Ethel looked round the circle of eager faces. “Then you must promise not to talk about it,” she said.

“Of course,” they chorused.

“We haven’t said a word so far,” declared Bob proudly.

“I know you haven’t, and that’s why I decided to tell you first of all, but——” Ethel hesitated again. “It’s so absurd. But of course you want to know. Why, last fall when Mr. Eaton told me he was coming here to teach, I—you can imagine how I felt—when he’d given me a year to think it over in—to decide between my work and marrying him——”

“And then he came to watch you think?” suggested Helen Adams quaintly.

“Exactly,” laughed Ethel. “That was just it, and while he watched me, every one else would be watching both of us. I told him it was an impossible arrangement, but it seemed impossible for him to withdraw then, so I made him promise to leave me entirely alone and not to let any one guess that we had known each other before.”

“Oh, I see,” cried Mary Brooks delightedly. “What a funny idea! And after the Nassau trip you went back to it again?”

Ethel’s dimples came into sudden play. “Yes,” she said, “that was the agreement.
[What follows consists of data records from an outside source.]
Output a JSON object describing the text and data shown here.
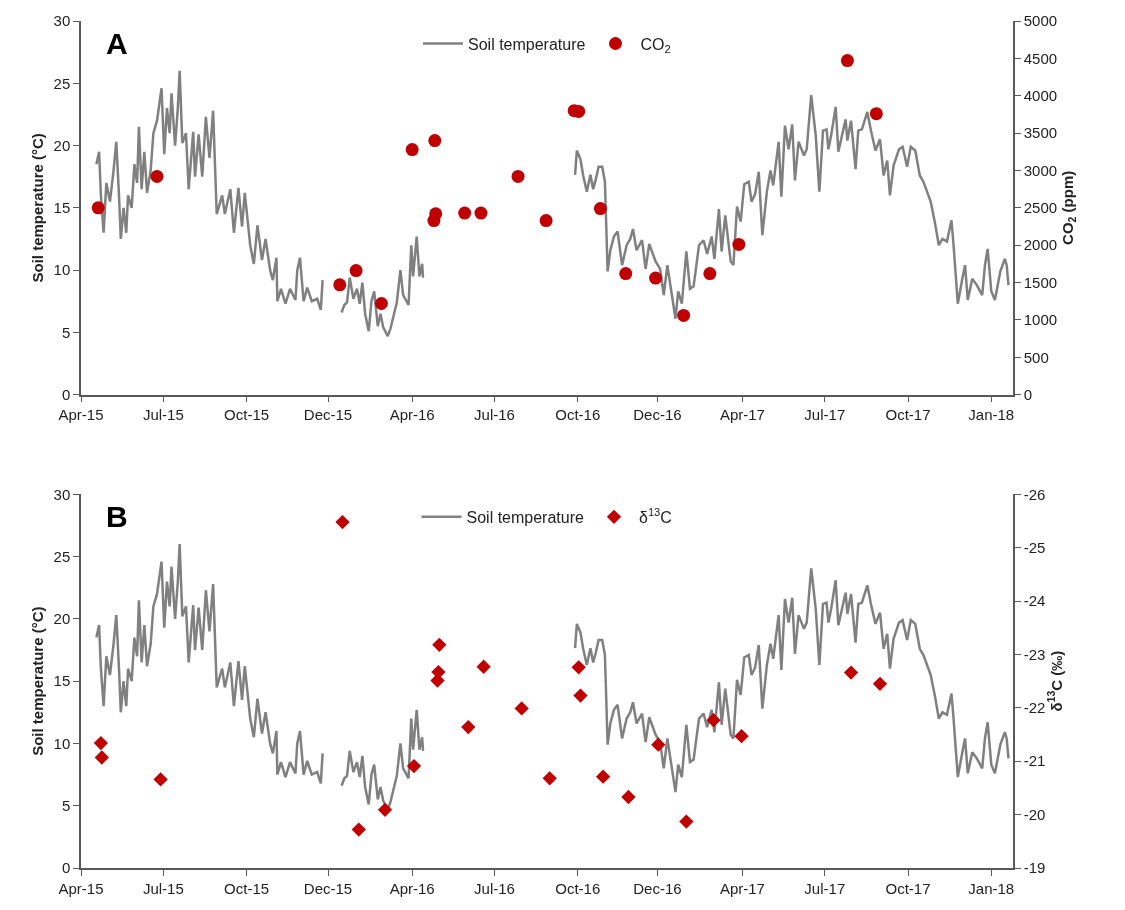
{
  "chart_data": [
    {
      "type": "line",
      "title": "A",
      "ylabel": "Soil temperature (°C)",
      "y2label": "CO$_{2}$ (ppm)",
      "legend": "top",
      "xlim": [
        "2015-04-01",
        "2018-01-25"
      ],
      "xticks": [
        {
          "value": "2015-04-01",
          "label": "Apr-15"
        },
        {
          "value": "2015-07-01",
          "label": "Jul-15"
        },
        {
          "value": "2015-10-01",
          "label": "Oct-15"
        },
        {
          "value": "2015-12-30",
          "label": "Dec-15"
        },
        {
          "value": "2016-04-01",
          "label": "Apr-16"
        },
        {
          "value": "2016-07-01",
          "label": "Jul-16"
        },
        {
          "value": "2016-10-01",
          "label": "Oct-16"
        },
        {
          "value": "2016-12-28",
          "label": "Dec-16"
        },
        {
          "value": "2017-04-01",
          "label": "Apr-17"
        },
        {
          "value": "2017-07-01",
          "label": "Jul-17"
        },
        {
          "value": "2017-10-01",
          "label": "Oct-17"
        },
        {
          "value": "2018-01-01",
          "label": "Jan-18"
        }
      ],
      "ylim": [
        0,
        30
      ],
      "yticks": [
        0,
        5,
        10,
        15,
        20,
        25,
        30
      ],
      "y2lim": [
        0,
        5000
      ],
      "y2ticks": [
        0,
        500,
        1000,
        1500,
        2000,
        2500,
        3000,
        3500,
        4000,
        4500,
        5000
      ],
      "series": [
        {
          "name": "Soil temperature",
          "color": "#808080",
          "x": [
            "2015-04-18",
            "2015-04-21",
            "2015-04-23",
            "2015-04-26",
            "2015-04-29",
            "2015-05-03",
            "2015-05-07",
            "2015-05-10",
            "2015-05-13",
            "2015-05-15",
            "2015-05-18",
            "2015-05-21",
            "2015-05-23",
            "2015-05-27",
            "2015-05-30",
            "2015-06-02",
            "2015-06-04",
            "2015-06-07",
            "2015-06-10",
            "2015-06-13",
            "2015-06-17",
            "2015-06-20",
            "2015-06-24",
            "2015-06-29",
            "2015-07-02",
            "2015-07-05",
            "2015-07-08",
            "2015-07-10",
            "2015-07-14",
            "2015-07-17",
            "2015-07-19",
            "2015-07-22",
            "2015-07-26",
            "2015-07-29",
            "2015-08-03",
            "2015-08-05",
            "2015-08-09",
            "2015-08-13",
            "2015-08-17",
            "2015-08-21",
            "2015-08-25",
            "2015-08-29",
            "2015-09-04",
            "2015-09-07",
            "2015-09-13",
            "2015-09-17",
            "2015-09-22",
            "2015-09-26",
            "2015-09-29",
            "2015-10-05",
            "2015-10-09",
            "2015-10-13",
            "2015-10-18",
            "2015-10-22",
            "2015-10-27",
            "2015-10-30",
            "2015-11-03",
            "2015-11-04",
            "2015-11-08",
            "2015-11-13",
            "2015-11-18",
            "2015-11-24",
            "2015-11-26",
            "2015-11-29",
            "2015-12-03",
            "2015-12-07",
            "2015-12-12",
            "2015-12-18",
            "2015-12-22",
            "2015-12-24",
            "2016-01-01",
            "2016-01-14",
            "2016-01-17",
            "2016-01-20",
            "2016-01-23",
            "2016-01-27",
            "2016-01-31",
            "2016-02-03",
            "2016-02-06",
            "2016-02-09",
            "2016-02-13",
            "2016-02-16",
            "2016-02-19",
            "2016-02-23",
            "2016-02-26",
            "2016-02-29",
            "2016-03-05",
            "2016-03-08",
            "2016-03-12",
            "2016-03-15",
            "2016-03-19",
            "2016-03-22",
            "2016-03-28",
            "2016-03-31",
            "2016-04-02",
            "2016-04-06",
            "2016-04-09",
            "2016-04-12",
            "2016-04-13",
            "2016-06-01",
            "2016-09-28",
            "2016-09-30",
            "2016-10-04",
            "2016-10-07",
            "2016-10-11",
            "2016-10-15",
            "2016-10-18",
            "2016-10-21",
            "2016-10-24",
            "2016-10-28",
            "2016-10-31",
            "2016-11-03",
            "2016-11-06",
            "2016-11-10",
            "2016-11-14",
            "2016-11-19",
            "2016-11-24",
            "2016-11-28",
            "2016-12-01",
            "2016-12-05",
            "2016-12-11",
            "2016-12-15",
            "2016-12-19",
            "2016-12-26",
            "2016-12-31",
            "2017-01-04",
            "2017-01-08",
            "2017-01-13",
            "2017-01-17",
            "2017-01-20",
            "2017-01-24",
            "2017-01-29",
            "2017-02-02",
            "2017-02-06",
            "2017-02-12",
            "2017-02-17",
            "2017-02-21",
            "2017-02-26",
            "2017-03-01",
            "2017-03-06",
            "2017-03-09",
            "2017-03-13",
            "2017-03-19",
            "2017-03-22",
            "2017-03-26",
            "2017-03-30",
            "2017-04-03",
            "2017-04-08",
            "2017-04-11",
            "2017-04-15",
            "2017-04-19",
            "2017-04-23",
            "2017-04-28",
            "2017-05-02",
            "2017-05-05",
            "2017-05-11",
            "2017-05-14",
            "2017-05-18",
            "2017-05-22",
            "2017-05-26",
            "2017-05-29",
            "2017-06-02",
            "2017-06-08",
            "2017-06-11",
            "2017-06-16",
            "2017-06-21",
            "2017-06-25",
            "2017-06-29",
            "2017-07-03",
            "2017-07-05",
            "2017-07-08",
            "2017-07-13",
            "2017-07-16",
            "2017-07-20",
            "2017-07-24",
            "2017-07-26",
            "2017-07-30",
            "2017-08-04",
            "2017-08-07",
            "2017-08-11",
            "2017-08-17",
            "2017-08-21",
            "2017-08-26",
            "2017-08-31",
            "2017-09-04",
            "2017-09-08",
            "2017-09-11",
            "2017-09-15",
            "2017-09-21",
            "2017-09-25",
            "2017-09-30",
            "2017-10-04",
            "2017-10-09",
            "2017-10-14",
            "2017-10-18",
            "2017-10-22",
            "2017-10-26",
            "2017-10-31",
            "2017-11-04",
            "2017-11-08",
            "2017-11-13",
            "2017-11-18",
            "2017-11-20",
            "2017-11-25",
            "2017-11-30",
            "2017-12-03",
            "2017-12-06",
            "2017-12-11",
            "2017-12-16",
            "2017-12-22",
            "2017-12-25",
            "2017-12-28",
            "2018-01-01",
            "2018-01-05",
            "2018-01-11",
            "2018-01-16",
            "2018-01-18",
            "2018-01-20"
          ],
          "values": [
            18.5,
            19.5,
            16,
            13,
            17,
            15.5,
            18,
            20.3,
            16,
            12.5,
            15,
            13,
            16,
            15,
            18.5,
            17,
            21.5,
            16.5,
            19.5,
            16.2,
            18,
            21,
            22,
            24.6,
            19.3,
            23,
            21,
            24.2,
            20,
            23,
            26,
            20.2,
            21,
            16.5,
            21.1,
            17.5,
            20.9,
            17.5,
            22.3,
            19,
            22.8,
            14.5,
            16,
            14.5,
            16.5,
            13,
            16.6,
            13.5,
            16.2,
            12,
            10.5,
            13.6,
            10.8,
            12.5,
            10,
            9.2,
            11,
            7.5,
            8.5,
            7.3,
            8.5,
            7.6,
            10,
            11,
            7.5,
            8.6,
            7.5,
            7.7,
            6.8,
            9.2,
            null,
            6.6,
            7.2,
            7.4,
            9.4,
            7.7,
            8.5,
            7.3,
            9,
            6.5,
            5.1,
            7.5,
            8.3,
            5.5,
            6.5,
            5.4,
            4.7,
            5.3,
            6.5,
            7.4,
            10,
            8,
            7.2,
            12,
            9.5,
            12.7,
            9.5,
            10.5,
            9.4,
            null,
            17.65,
            19.6,
            18.9,
            17.6,
            16.3,
            17.65,
            16.5,
            17.3,
            18.3,
            18.3,
            17.1,
            9.9,
            11.6,
            12.7,
            13.1,
            10.4,
            12,
            12.5,
            13.3,
            11.6,
            12.4,
            10.1,
            12.1,
            10.7,
            10.1,
            8,
            10.4,
            8,
            6.1,
            8.3,
            7.3,
            11.5,
            8.5,
            8.7,
            12,
            12.4,
            11.3,
            12.7,
            10.9,
            14.9,
            11.5,
            14.4,
            10.7,
            10.4,
            15.1,
            13.9,
            16.9,
            17.1,
            15.5,
            16.1,
            17.9,
            12.8,
            16.3,
            18,
            16.8,
            20.3,
            15.9,
            21.6,
            19.7,
            21.7,
            17.2,
            20.3,
            19.2,
            19.7,
            24.05,
            20.8,
            16.3,
            21.2,
            21.3,
            19.7,
            20.8,
            23.1,
            19.5,
            20.8,
            22.1,
            20.4,
            22,
            18.1,
            21.2,
            21.3,
            22.7,
            21.2,
            19.6,
            20.5,
            17.6,
            18.8,
            16,
            18.4,
            19.7,
            19.9,
            18.3,
            19.9,
            19.6,
            17.6,
            17.1,
            16.3,
            15.5,
            13.7,
            12,
            12.5,
            12.3,
            14,
            12.3,
            7.3,
            9.3,
            10.4,
            7.6,
            9.3,
            8.8,
            8,
            10.4,
            11.7,
            8.3,
            7.6,
            9.9,
            10.9,
            10.4,
            8.8
          ]
        },
        {
          "name": "CO$_{2}$",
          "type": "scatter",
          "axis": "y2",
          "marker": "circle",
          "color": "#c00000",
          "x": [
            "2015-04-20",
            "2015-06-24",
            "2016-01-12",
            "2016-01-30",
            "2016-02-27",
            "2016-04-01",
            "2016-04-26",
            "2016-04-27",
            "2016-04-25",
            "2016-05-29",
            "2016-06-16",
            "2016-07-27",
            "2016-08-27",
            "2016-09-27",
            "2016-10-02",
            "2016-10-26",
            "2016-11-23",
            "2016-12-26",
            "2017-01-26",
            "2017-02-24",
            "2017-03-28",
            "2017-07-26",
            "2017-08-27"
          ],
          "values": [
            2500,
            2920,
            1470,
            1660,
            1220,
            3280,
            3400,
            2420,
            2330,
            2430,
            2430,
            2920,
            2330,
            3800,
            3790,
            2490,
            1620,
            1560,
            1060,
            1620,
            2010,
            4470,
            3760
          ]
        }
      ]
    },
    {
      "type": "line",
      "title": "B",
      "ylabel": "Soil temperature (°C)",
      "y2label": "δ$^{13}$C (‰)",
      "legend": "top",
      "xlim": [
        "2015-04-01",
        "2018-01-25"
      ],
      "xticks": [
        {
          "value": "2015-04-01",
          "label": "Apr-15"
        },
        {
          "value": "2015-07-01",
          "label": "Jul-15"
        },
        {
          "value": "2015-10-01",
          "label": "Oct-15"
        },
        {
          "value": "2015-12-30",
          "label": "Dec-15"
        },
        {
          "value": "2016-04-01",
          "label": "Apr-16"
        },
        {
          "value": "2016-07-01",
          "label": "Jul-16"
        },
        {
          "value": "2016-10-01",
          "label": "Oct-16"
        },
        {
          "value": "2016-12-28",
          "label": "Dec-16"
        },
        {
          "value": "2017-04-01",
          "label": "Apr-17"
        },
        {
          "value": "2017-07-01",
          "label": "Jul-17"
        },
        {
          "value": "2017-10-01",
          "label": "Oct-17"
        },
        {
          "value": "2018-01-01",
          "label": "Jan-18"
        }
      ],
      "ylim": [
        0,
        30
      ],
      "yticks": [
        0,
        5,
        10,
        15,
        20,
        25,
        30
      ],
      "y2lim": [
        -19,
        -26
      ],
      "y2ticks": [
        -19,
        -20,
        -21,
        -22,
        -23,
        -24,
        -25,
        -26
      ],
      "series": [
        {
          "name": "Soil temperature",
          "color": "#808080",
          "x": [
            "2015-04-18",
            "2015-04-21",
            "2015-04-23",
            "2015-04-26",
            "2015-04-29",
            "2015-05-03",
            "2015-05-07",
            "2015-05-10",
            "2015-05-13",
            "2015-05-15",
            "2015-05-18",
            "2015-05-21",
            "2015-05-23",
            "2015-05-27",
            "2015-05-30",
            "2015-06-02",
            "2015-06-04",
            "2015-06-07",
            "2015-06-10",
            "2015-06-13",
            "2015-06-17",
            "2015-06-20",
            "2015-06-24",
            "2015-06-29",
            "2015-07-02",
            "2015-07-05",
            "2015-07-08",
            "2015-07-10",
            "2015-07-14",
            "2015-07-17",
            "2015-07-19",
            "2015-07-22",
            "2015-07-26",
            "2015-07-29",
            "2015-08-03",
            "2015-08-05",
            "2015-08-09",
            "2015-08-13",
            "2015-08-17",
            "2015-08-21",
            "2015-08-25",
            "2015-08-29",
            "2015-09-04",
            "2015-09-07",
            "2015-09-13",
            "2015-09-17",
            "2015-09-22",
            "2015-09-26",
            "2015-09-29",
            "2015-10-05",
            "2015-10-09",
            "2015-10-13",
            "2015-10-18",
            "2015-10-22",
            "2015-10-27",
            "2015-10-30",
            "2015-11-03",
            "2015-11-04",
            "2015-11-08",
            "2015-11-13",
            "2015-11-18",
            "2015-11-24",
            "2015-11-26",
            "2015-11-29",
            "2015-12-03",
            "2015-12-07",
            "2015-12-12",
            "2015-12-18",
            "2015-12-22",
            "2015-12-24",
            "2016-01-01",
            "2016-01-14",
            "2016-01-17",
            "2016-01-20",
            "2016-01-23",
            "2016-01-27",
            "2016-01-31",
            "2016-02-03",
            "2016-02-06",
            "2016-02-09",
            "2016-02-13",
            "2016-02-16",
            "2016-02-19",
            "2016-02-23",
            "2016-02-26",
            "2016-02-29",
            "2016-03-05",
            "2016-03-08",
            "2016-03-12",
            "2016-03-15",
            "2016-03-19",
            "2016-03-22",
            "2016-03-28",
            "2016-03-31",
            "2016-04-02",
            "2016-04-06",
            "2016-04-09",
            "2016-04-12",
            "2016-04-13",
            "2016-06-01",
            "2016-09-28",
            "2016-09-30",
            "2016-10-04",
            "2016-10-07",
            "2016-10-11",
            "2016-10-15",
            "2016-10-18",
            "2016-10-21",
            "2016-10-24",
            "2016-10-28",
            "2016-10-31",
            "2016-11-03",
            "2016-11-06",
            "2016-11-10",
            "2016-11-14",
            "2016-11-19",
            "2016-11-24",
            "2016-11-28",
            "2016-12-01",
            "2016-12-05",
            "2016-12-11",
            "2016-12-15",
            "2016-12-19",
            "2016-12-26",
            "2016-12-31",
            "2017-01-04",
            "2017-01-08",
            "2017-01-13",
            "2017-01-17",
            "2017-01-20",
            "2017-01-24",
            "2017-01-29",
            "2017-02-02",
            "2017-02-06",
            "2017-02-12",
            "2017-02-17",
            "2017-02-21",
            "2017-02-26",
            "2017-03-01",
            "2017-03-06",
            "2017-03-09",
            "2017-03-13",
            "2017-03-19",
            "2017-03-22",
            "2017-03-26",
            "2017-03-30",
            "2017-04-03",
            "2017-04-08",
            "2017-04-11",
            "2017-04-15",
            "2017-04-19",
            "2017-04-23",
            "2017-04-28",
            "2017-05-02",
            "2017-05-05",
            "2017-05-11",
            "2017-05-14",
            "2017-05-18",
            "2017-05-22",
            "2017-05-26",
            "2017-05-29",
            "2017-06-02",
            "2017-06-08",
            "2017-06-11",
            "2017-06-16",
            "2017-06-21",
            "2017-06-25",
            "2017-06-29",
            "2017-07-03",
            "2017-07-05",
            "2017-07-08",
            "2017-07-13",
            "2017-07-16",
            "2017-07-20",
            "2017-07-24",
            "2017-07-26",
            "2017-07-30",
            "2017-08-04",
            "2017-08-07",
            "2017-08-11",
            "2017-08-17",
            "2017-08-21",
            "2017-08-26",
            "2017-08-31",
            "2017-09-04",
            "2017-09-08",
            "2017-09-11",
            "2017-09-15",
            "2017-09-21",
            "2017-09-25",
            "2017-09-30",
            "2017-10-04",
            "2017-10-09",
            "2017-10-14",
            "2017-10-18",
            "2017-10-22",
            "2017-10-26",
            "2017-10-31",
            "2017-11-04",
            "2017-11-08",
            "2017-11-13",
            "2017-11-18",
            "2017-11-20",
            "2017-11-25",
            "2017-11-30",
            "2017-12-03",
            "2017-12-06",
            "2017-12-11",
            "2017-12-16",
            "2017-12-22",
            "2017-12-25",
            "2017-12-28",
            "2018-01-01",
            "2018-01-05",
            "2018-01-11",
            "2018-01-16",
            "2018-01-18",
            "2018-01-20"
          ],
          "values": [
            18.5,
            19.5,
            16,
            13,
            17,
            15.5,
            18,
            20.3,
            16,
            12.5,
            15,
            13,
            16,
            15,
            18.5,
            17,
            21.5,
            16.5,
            19.5,
            16.2,
            18,
            21,
            22,
            24.6,
            19.3,
            23,
            21,
            24.2,
            20,
            23,
            26,
            20.2,
            21,
            16.5,
            21.1,
            17.5,
            20.9,
            17.5,
            22.3,
            19,
            22.8,
            14.5,
            16,
            14.5,
            16.5,
            13,
            16.6,
            13.5,
            16.2,
            12,
            10.5,
            13.6,
            10.8,
            12.5,
            10,
            9.2,
            11,
            7.5,
            8.5,
            7.3,
            8.5,
            7.6,
            10,
            11,
            7.5,
            8.6,
            7.5,
            7.7,
            6.8,
            9.2,
            null,
            6.6,
            7.2,
            7.4,
            9.4,
            7.7,
            8.5,
            7.3,
            9,
            6.5,
            5.1,
            7.5,
            8.3,
            5.5,
            6.5,
            5.4,
            4.7,
            5.3,
            6.5,
            7.4,
            10,
            8,
            7.2,
            12,
            9.5,
            12.7,
            9.5,
            10.5,
            9.4,
            null,
            17.65,
            19.6,
            18.9,
            17.6,
            16.3,
            17.65,
            16.5,
            17.3,
            18.3,
            18.3,
            17.1,
            9.9,
            11.6,
            12.7,
            13.1,
            10.4,
            12,
            12.5,
            13.3,
            11.6,
            12.4,
            10.1,
            12.1,
            10.7,
            10.1,
            8,
            10.4,
            8,
            6.1,
            8.3,
            7.3,
            11.5,
            8.5,
            8.7,
            12,
            12.4,
            11.3,
            12.7,
            10.9,
            14.9,
            11.5,
            14.4,
            10.7,
            10.4,
            15.1,
            13.9,
            16.9,
            17.1,
            15.5,
            16.1,
            17.9,
            12.8,
            16.3,
            18,
            16.8,
            20.3,
            15.9,
            21.6,
            19.7,
            21.7,
            17.2,
            20.3,
            19.2,
            19.7,
            24.05,
            20.8,
            16.3,
            21.2,
            21.3,
            19.7,
            20.8,
            23.1,
            19.5,
            20.8,
            22.1,
            20.4,
            22,
            18.1,
            21.2,
            21.3,
            22.7,
            21.2,
            19.6,
            20.5,
            17.6,
            18.8,
            16,
            18.4,
            19.7,
            19.9,
            18.3,
            19.9,
            19.6,
            17.6,
            17.1,
            16.3,
            15.5,
            13.7,
            12,
            12.5,
            12.3,
            14,
            12.3,
            7.3,
            9.3,
            10.4,
            7.6,
            9.3,
            8.8,
            8,
            10.4,
            11.7,
            8.3,
            7.6,
            9.9,
            10.9,
            10.4,
            8.8
          ]
        },
        {
          "name": "δ$^{13}$C",
          "type": "scatter",
          "axis": "y2",
          "marker": "diamond",
          "color": "#c00000",
          "x": [
            "2015-04-23",
            "2015-04-24",
            "2015-06-28",
            "2016-01-15",
            "2016-02-02",
            "2016-03-02",
            "2016-04-03",
            "2016-05-01",
            "2016-04-30",
            "2016-04-29",
            "2016-06-02",
            "2016-06-19",
            "2016-07-31",
            "2016-08-31",
            "2016-10-02",
            "2016-10-04",
            "2016-10-29",
            "2016-11-26",
            "2016-12-29",
            "2017-01-29",
            "2017-02-28",
            "2017-03-31",
            "2017-07-30",
            "2017-08-31"
          ],
          "values": [
            -21.34,
            -21.07,
            -20.66,
            -25.48,
            -19.72,
            -20.09,
            -20.91,
            -23.18,
            -22.67,
            -22.51,
            -21.64,
            -22.77,
            -21.99,
            -20.68,
            -22.76,
            -22.23,
            -20.71,
            -20.33,
            -21.31,
            -19.87,
            -21.77,
            -21.47,
            -22.66,
            -22.45
          ]
        }
      ]
    }
  ]
}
When I found that instead of running away from Mr. Eaton I had taken passage on the same boat with him, we decided that the only thing to do was to seem reasonably friendly, or else you girls would wonder what the matter was, and then”—Ethel blushed hotly—“it was dreadfully awkward. We were always being either too distant or too friendly, but I couldn’t explain, so I had to trust you girls not to gossip. I knew I could. And—and that’s every bit there is to tell, little sister.”

“Then Nassau did help you to make up your mind?” asked Mary, anxiously.